Like climate change, rising inequality is a complex global challenge that requires a fundamental shift in the way we think about and pursue economic growth. In the case of the climate movement, cities, NGO’s and businesses took the lead in policy experimentation and advocacy, laying the groundwork for action at the national level. I believe this model can serve as a roadmap in the battle against inequality and help catalyze a global movement for inclusive economic growth.
Inclusive growth is about creating more equitable access to healthcare and education, improving skills training to optimize employment for all age groups, and addressing discrimination against women and minority groups. It goes beyond simply addressing income inequality because its goal is to allow all segments of society to contribute to, and benefit from, economic gains.
Cities are central to the inclusive growth movement. Just as carbon emissions are concentrated in cities, inequality tends to be higher in urban areas, where populations are often divided along income lines. The issue is all too real for local governments, which is why they are experimenting with new ways to boost inclusivity. In the United States, for instance, the city of Austin, TX is using state-of-the-art mapping technology to guide its affordable housing investments, while Saint Paul, MN has revised its formula for transportation funding to prioritize projects that benefit vulnerable populations.
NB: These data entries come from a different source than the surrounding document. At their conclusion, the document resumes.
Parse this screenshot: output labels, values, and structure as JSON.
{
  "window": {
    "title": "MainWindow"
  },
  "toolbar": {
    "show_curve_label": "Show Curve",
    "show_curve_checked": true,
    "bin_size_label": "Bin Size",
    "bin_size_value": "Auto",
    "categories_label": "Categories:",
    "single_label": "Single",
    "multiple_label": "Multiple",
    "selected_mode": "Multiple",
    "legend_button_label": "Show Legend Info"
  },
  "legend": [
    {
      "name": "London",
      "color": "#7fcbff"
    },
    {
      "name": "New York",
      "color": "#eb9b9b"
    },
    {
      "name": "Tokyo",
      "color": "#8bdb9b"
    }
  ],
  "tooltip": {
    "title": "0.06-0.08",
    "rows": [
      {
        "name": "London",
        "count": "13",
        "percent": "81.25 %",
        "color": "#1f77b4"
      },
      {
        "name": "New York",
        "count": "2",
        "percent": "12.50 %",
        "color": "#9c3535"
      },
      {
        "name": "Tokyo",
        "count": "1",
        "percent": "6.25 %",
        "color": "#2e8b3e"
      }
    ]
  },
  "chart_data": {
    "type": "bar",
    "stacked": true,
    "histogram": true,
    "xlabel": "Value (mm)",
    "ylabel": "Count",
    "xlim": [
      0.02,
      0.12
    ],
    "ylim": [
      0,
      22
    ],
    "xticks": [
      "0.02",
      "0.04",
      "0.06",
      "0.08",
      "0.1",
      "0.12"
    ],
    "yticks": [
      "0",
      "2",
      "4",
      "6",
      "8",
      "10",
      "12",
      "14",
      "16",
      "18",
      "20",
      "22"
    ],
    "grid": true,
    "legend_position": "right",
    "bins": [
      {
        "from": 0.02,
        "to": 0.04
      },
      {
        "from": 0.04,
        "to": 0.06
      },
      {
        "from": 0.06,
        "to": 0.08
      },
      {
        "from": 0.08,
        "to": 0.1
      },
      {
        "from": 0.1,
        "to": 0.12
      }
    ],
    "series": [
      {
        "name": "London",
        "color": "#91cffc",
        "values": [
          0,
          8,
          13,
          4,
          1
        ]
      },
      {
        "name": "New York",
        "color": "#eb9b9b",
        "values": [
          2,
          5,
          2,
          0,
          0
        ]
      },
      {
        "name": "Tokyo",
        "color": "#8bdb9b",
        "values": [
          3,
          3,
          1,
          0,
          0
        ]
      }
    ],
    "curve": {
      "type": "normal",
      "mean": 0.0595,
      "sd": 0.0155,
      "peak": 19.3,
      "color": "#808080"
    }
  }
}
Moreover, the climate example demonstrated that cities can effectively drive the global policy agenda. Climate change galvanized cities, leading them to collaborate across borders through structures like the C40. We are starting to see similar mobilization on inequality. In March, the OECD launched a network of Champion Mayors for Inclusive Growth (PDF 188 KB – Download Adobe Reader), with support from the U.S. Departments of State and Housing and Urban Development. This group includes 50 mayors from all over the world, including New York, Dakar, Mexico City, and Paris. While cities in the network may look different, they face similar challenges, from reducing income segregation to guaranteeing access to quality education. This makes knowledge sharing highly valuable.
The Champion Mayors have pledged to work with the OECD to identify concrete ways cities can reduce inequalities. Next week they will meet at the Cities for Life conference hosted by Mayor Hidalgo to launch the Paris Action Plan. The Action Plan will serve as a roadmap for collective action in critical areas such as education, employment, housing and infrastructure.
President Obama was right when he called rising inequality “the defining challenge of our time.” With populist and extremists movements on the rise, the issue has taken on even more urgency. The time is right for us to come together and reverse this trend. The Paris Action Plan will signal that cities are ready to lead the way.